Estado de Minas DIREITOS DOS ANIMAIS

Câmara aprova projeto que proibe venda de animais no Mercado Central

Projeto de Lei proíbe o comércio de animais vivos em vias públicas, logradouros, espaços abertos, locais de grande fluxo turístico e outros ambientes.


postado em 12/08/2026 08:41 / atualizado em 12/08/2026 09:03

As regras abrangem não apenas cães e gatos, mas também coelhos, roedores, aves e outros animais exóticos previstos nas normas do Ibama(foto: Paulo SP/ Wikimedia)
As regras abrangem não apenas cães e gatos, mas também coelhos, roedores, aves e outros animais exóticos previstos nas normas do Ibama (foto: Paulo SP/ Wikimedia)
A venda de animais no Mercado Central de Belo Horizonte pode estar com os dias contados. A Câmara Municipal de Belo Horizonte aprovou, em definitivo, o Projeto de Lei 179/2025, que estabelece regras mais rígidas para a reprodução e a comercialização de animais domésticos na capital. A proposta recebeu 33 votos favoráveis em plenário.

Entre as principais mudanças está a proibição da venda de animais vivos em vias públicas, logradouros, espaços abertos, locais de grande fluxo turístico e ambientes tradicionalmente destinados à exposição cultural e gastronômica. Na prática, a medida pode colocar fim à comercialização de animais no Mercado Central.

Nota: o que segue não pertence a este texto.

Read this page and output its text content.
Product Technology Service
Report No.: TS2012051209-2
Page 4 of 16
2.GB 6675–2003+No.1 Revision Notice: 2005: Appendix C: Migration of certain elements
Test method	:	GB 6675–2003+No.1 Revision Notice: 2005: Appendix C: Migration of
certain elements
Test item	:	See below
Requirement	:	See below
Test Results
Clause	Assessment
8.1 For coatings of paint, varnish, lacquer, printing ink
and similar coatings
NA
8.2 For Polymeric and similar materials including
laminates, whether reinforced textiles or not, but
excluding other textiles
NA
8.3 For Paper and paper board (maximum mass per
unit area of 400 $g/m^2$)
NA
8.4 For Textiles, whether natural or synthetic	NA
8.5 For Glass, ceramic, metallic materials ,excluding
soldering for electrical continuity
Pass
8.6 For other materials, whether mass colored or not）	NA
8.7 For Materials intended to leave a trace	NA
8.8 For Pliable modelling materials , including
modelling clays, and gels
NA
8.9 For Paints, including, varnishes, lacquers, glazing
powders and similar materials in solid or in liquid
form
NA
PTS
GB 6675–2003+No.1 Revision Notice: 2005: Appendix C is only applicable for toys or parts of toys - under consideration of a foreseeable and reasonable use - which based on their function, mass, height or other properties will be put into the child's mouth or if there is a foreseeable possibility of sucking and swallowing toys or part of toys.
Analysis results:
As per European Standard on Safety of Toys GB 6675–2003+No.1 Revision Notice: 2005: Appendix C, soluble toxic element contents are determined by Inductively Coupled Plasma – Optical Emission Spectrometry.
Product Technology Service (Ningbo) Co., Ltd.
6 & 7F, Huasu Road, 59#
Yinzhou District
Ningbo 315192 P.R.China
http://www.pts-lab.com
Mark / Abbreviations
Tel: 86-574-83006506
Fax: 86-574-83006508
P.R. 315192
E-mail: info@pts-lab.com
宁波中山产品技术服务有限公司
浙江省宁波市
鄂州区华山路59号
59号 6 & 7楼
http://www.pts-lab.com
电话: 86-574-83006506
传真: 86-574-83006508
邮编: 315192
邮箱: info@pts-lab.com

O texto, de autoria do vereador Osvaldo Lopes (Podemos), determina ainda que a reprodução e a venda de animais domésticos sejam realizadas somente por canis, gatis e criadouros regularmente cadastrados e licenciados pela Prefeitura de Belo Horizonte.

As regras abrangem não apenas cães e gatos, mas também coelhos, roedores, aves e outros animais exóticos previstos nas normas do Ibama.

Os estabelecimentos autorizados também deverão cumprir uma série de exigências relacionadas ao bem-estar animal, como identificação por microchip, vacinação e vermifugação. O comprador deverá receber ainda material com informações sobre adoção, guarda responsável, alimentação, higiene e cuidados com a saúde do animal.

Outra previsão é que a comercialização respeite as normas sanitárias, ambientais e de bem-estar animal determinadas pelo município, podendo ser gradualmente substituída por feiras de adoção promovidas ou autorizadas pelo poder público.

A mudança, porém, ainda não está valendo. Após a aprovação em segundo turno na Câmara, o projeto precisa ter sua redação final aprovada e seguirá para sanção ou veto do Executivo municipal.

A discussão sobre a venda de animais no Mercado Central já mobiliza defensores da causa animal há anos e voltou ao centro do debate com a votação.